“Life is the sum of all our choices” said Camus. Today I spoke to a man about to make the biggest decision of his life. Rather, it is perhaps true to say that he feels that the decision is making him. Lockdown is not an easy time to make life changing decisions. But, at the same time, it is perhaps the best time to be making those kinds of decisions – while life is dramatically changing in any case. Dramatic decisions are the bedfellows of dramatic events, even if secretly.

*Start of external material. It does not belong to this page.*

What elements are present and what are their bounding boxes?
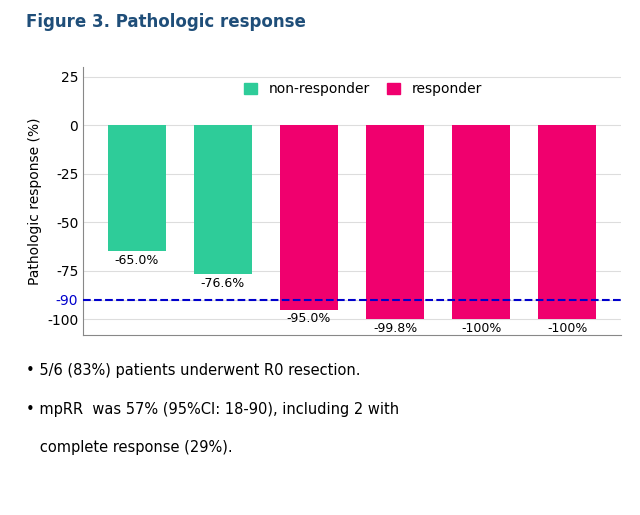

Buddhists call the way our contexts (internally and externally) give rise to our thoughts, feelings and actions – “conditional arising”. In other words, there are certain conditions that precede any thought, feeling or intention. This falls in line with what neuroscientist Sam Harris argues – there is no such thing as free will. You don’t pick your parents or the society you are born into. But, these are the things that shape who and how you become. Resistance to this fact can lead to a kind of self-righteousness, one that negates our capacity for compassion; our ability to identify with other people and the causes of their own actions.
Thoughts, intentions and choices are the “proximate cause of your actions” (Harris) and yet these arise out of conditions outside of our own control. It helps, to some extent to mitigate this with reason and ethics. But, as the world runs out of ICU beds, we learn that there are limits to the usefulness of reason and ethics. Sometimes decisions simply have to be made, actions have to be taken and the only immorality is not making a decision at all. We will only understand the true consequences of lockdown in retrospect.
“I should have bought more wine.” “I should have saved more money.” “I should have never left that job.” Should have’s have us looking backwards at times when we most need to be looking forwards. The choices we make over the next few months will feel definitive but there may not be right or wrong choices to be made, as long as you are making them.
Stephen Batchelor encourages that “Instead of asking “What is the ‘right’ or ‘wrong’ thing to do?” the practitioner asks, “What is the wisest and most compassionate thing to do?” For now, I’m making Mampoer. That is probably the wrong decision.